December 4th in Poland sees the observance of 'Barbórka,' the local name for the feast day of St. Barbara of Nicomedia, patron saint of 'hard work and good death,' and therefore by extension: patron saint of miners.Despite its dangers, or perhaps because of them, the mining profession has always held a high degree of prestige in Poland. The great value placed on coal during communism dictated that mining was one of the most well-respected occupations a Pole could have, along with which came special benefits and privileges. It is from this perspective that Barbórka – Poland’s nationally neglected celebration of mining culture and the men who toil in darkness deep underground - is still carried on with gusto in Silesia today.
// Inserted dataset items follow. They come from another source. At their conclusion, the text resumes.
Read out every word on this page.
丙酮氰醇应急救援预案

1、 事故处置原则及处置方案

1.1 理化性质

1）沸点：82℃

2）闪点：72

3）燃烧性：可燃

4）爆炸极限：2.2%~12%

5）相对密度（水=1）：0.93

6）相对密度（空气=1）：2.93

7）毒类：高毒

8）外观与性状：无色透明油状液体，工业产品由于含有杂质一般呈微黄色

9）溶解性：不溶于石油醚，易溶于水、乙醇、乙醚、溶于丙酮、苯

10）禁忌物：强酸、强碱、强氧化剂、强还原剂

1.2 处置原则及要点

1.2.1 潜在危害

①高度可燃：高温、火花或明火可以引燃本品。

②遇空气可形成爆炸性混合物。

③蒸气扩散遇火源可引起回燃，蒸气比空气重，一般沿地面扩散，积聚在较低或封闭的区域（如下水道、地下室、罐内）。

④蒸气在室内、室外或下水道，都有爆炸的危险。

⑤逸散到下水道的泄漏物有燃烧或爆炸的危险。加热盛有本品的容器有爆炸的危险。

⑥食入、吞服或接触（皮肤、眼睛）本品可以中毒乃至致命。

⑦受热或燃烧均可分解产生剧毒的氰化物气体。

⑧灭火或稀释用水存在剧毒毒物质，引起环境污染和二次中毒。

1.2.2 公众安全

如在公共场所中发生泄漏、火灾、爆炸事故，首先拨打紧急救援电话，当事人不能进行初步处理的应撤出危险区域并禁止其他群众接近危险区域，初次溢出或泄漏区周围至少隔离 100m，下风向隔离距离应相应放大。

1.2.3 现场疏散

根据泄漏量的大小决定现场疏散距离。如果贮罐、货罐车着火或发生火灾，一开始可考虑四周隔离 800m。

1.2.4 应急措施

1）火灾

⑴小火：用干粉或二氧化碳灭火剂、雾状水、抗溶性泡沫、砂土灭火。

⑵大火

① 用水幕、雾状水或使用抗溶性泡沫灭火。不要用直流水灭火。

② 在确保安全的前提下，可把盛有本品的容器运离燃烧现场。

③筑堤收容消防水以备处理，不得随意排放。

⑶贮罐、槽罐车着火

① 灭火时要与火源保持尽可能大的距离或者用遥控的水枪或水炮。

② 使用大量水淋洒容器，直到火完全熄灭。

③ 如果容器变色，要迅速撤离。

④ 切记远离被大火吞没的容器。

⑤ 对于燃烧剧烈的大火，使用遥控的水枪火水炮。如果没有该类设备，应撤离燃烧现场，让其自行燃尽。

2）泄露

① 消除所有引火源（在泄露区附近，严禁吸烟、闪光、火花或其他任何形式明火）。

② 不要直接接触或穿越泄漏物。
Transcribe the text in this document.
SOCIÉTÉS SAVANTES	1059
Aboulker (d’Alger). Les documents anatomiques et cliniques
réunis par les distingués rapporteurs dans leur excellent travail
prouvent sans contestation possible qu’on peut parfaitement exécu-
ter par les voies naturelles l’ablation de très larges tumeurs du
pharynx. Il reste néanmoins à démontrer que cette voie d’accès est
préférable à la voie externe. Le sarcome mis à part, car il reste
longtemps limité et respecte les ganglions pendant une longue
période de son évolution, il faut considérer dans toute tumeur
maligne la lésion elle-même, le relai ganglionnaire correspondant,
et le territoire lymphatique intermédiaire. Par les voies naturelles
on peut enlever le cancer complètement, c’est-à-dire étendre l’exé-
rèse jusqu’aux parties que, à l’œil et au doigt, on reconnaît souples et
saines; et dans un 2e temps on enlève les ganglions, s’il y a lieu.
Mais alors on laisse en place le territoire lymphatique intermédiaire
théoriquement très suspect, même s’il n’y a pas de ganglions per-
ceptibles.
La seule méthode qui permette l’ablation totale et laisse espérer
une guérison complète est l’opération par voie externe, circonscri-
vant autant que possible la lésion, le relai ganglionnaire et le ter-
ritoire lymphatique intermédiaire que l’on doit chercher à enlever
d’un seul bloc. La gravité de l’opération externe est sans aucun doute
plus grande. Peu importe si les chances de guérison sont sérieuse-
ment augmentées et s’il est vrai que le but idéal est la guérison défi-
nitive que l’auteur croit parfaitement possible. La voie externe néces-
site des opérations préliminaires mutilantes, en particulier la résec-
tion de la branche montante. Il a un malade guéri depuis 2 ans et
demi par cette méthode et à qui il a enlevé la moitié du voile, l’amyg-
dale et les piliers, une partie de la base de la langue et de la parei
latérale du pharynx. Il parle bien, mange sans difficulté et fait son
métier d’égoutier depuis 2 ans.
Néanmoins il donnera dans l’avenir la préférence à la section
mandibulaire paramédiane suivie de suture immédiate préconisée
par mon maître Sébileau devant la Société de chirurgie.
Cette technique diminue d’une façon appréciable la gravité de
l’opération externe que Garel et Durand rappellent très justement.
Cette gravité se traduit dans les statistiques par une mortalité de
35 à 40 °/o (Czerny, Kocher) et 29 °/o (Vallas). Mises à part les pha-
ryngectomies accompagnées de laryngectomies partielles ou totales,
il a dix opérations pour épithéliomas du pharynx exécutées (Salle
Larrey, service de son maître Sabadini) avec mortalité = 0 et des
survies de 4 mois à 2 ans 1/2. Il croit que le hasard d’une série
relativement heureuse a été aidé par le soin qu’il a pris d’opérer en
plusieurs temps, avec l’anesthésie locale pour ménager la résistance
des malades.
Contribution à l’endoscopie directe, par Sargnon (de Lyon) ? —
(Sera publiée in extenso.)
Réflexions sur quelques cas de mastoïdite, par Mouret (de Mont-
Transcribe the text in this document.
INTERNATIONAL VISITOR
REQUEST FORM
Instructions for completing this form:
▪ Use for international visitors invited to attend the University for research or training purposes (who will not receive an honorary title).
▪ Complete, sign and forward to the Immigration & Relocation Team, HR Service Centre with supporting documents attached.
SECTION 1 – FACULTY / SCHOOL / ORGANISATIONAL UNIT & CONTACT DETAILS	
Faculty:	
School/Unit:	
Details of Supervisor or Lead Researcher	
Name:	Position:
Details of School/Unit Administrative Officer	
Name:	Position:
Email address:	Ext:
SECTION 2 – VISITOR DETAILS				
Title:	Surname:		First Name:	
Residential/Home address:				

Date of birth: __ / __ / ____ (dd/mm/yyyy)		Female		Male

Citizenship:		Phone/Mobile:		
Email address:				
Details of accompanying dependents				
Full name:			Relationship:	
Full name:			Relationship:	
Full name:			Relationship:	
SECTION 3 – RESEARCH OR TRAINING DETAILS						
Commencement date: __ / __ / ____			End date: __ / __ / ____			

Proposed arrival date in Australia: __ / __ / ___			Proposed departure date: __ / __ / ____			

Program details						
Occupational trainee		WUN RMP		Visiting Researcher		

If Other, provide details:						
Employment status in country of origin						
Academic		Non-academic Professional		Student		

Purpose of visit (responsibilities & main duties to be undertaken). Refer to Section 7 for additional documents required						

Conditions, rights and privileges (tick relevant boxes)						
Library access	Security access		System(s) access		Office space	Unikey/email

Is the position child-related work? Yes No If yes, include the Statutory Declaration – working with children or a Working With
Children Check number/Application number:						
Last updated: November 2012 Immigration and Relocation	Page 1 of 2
It's not only coal miners who celebrate Barbórka, however, but all of Poland's mining industries (including petroleum and salt), plus geologists, steelworkers, stone masons and other occupations that often seem to sacrifice personal safety for the opportunity to do an 'honest day's work.' Although St. Barbara is most closely tied to Silesia as the patron saint of the Katowice Archdiocese, she is also the patron saint of Kraków's prestigious AGH University of Science and Technology, and her feast day is celebrated in industries and institutions across Poland. Combining PRL tradition, pageantry, fraternity and fun, Barbórka is undoubtedly one of Poland’s most strange, niche and unique ‘holidays’.
Secret Rites of the 'Karczmy Piwne'The real essence of Barbórka actually takes place behind closed doors in the days leading up to December 4th during annual meetings of the ‘Karczmy Piwne’ (or, loosely translated, the ‘Brewer’s Lodgings’ or 'Beer Taverns'). Exclusive to the men of mining, the Karczmy Piwne gathers all those associated with mining, from pensioners to university professors, in the tavern of choice. Participants must be dressed in their ceremonial mining uniforms. Thus gloriously assembled, what transpires at the Karczmy Piwne is largely beyond the knowledge of those outside the brotherhood, but despite a high level of protocol, the atmosphere is one of friendly camaraderie, fellowship and fun.
While the mysteries of the 'karczmy piwny' are multifold, obviously the official mining anthem must be sung, after which participants divide into two groups based on age and rank and engage in a bit of friendly sparring in the form of songs, speeches, jokes and insults. Awards are granted to those who prove themselves deserving, and punishments, such as being mockingly put in the stocks or being forced to drink salty beer (heaven forbid!), are meted out for such offences as speaking out of turn or wearing the uniform improperly. Plans for the holiday’s festivities are discussed and a feast of food and beer is enjoyed by all.
Ironically, the 'Karczmy Piwny' doesn't have a long tradition dating back many generations, but is actually a more recent product of the PRL era when the communist authorities decided to undermine the more religious character of St. Barbara's Day by providing miners a structure within which to drink beer and commiserate over the recklessness of their profession, as long as they did so with a certain panache and crowed like roosters at dawn on December 4th. Result!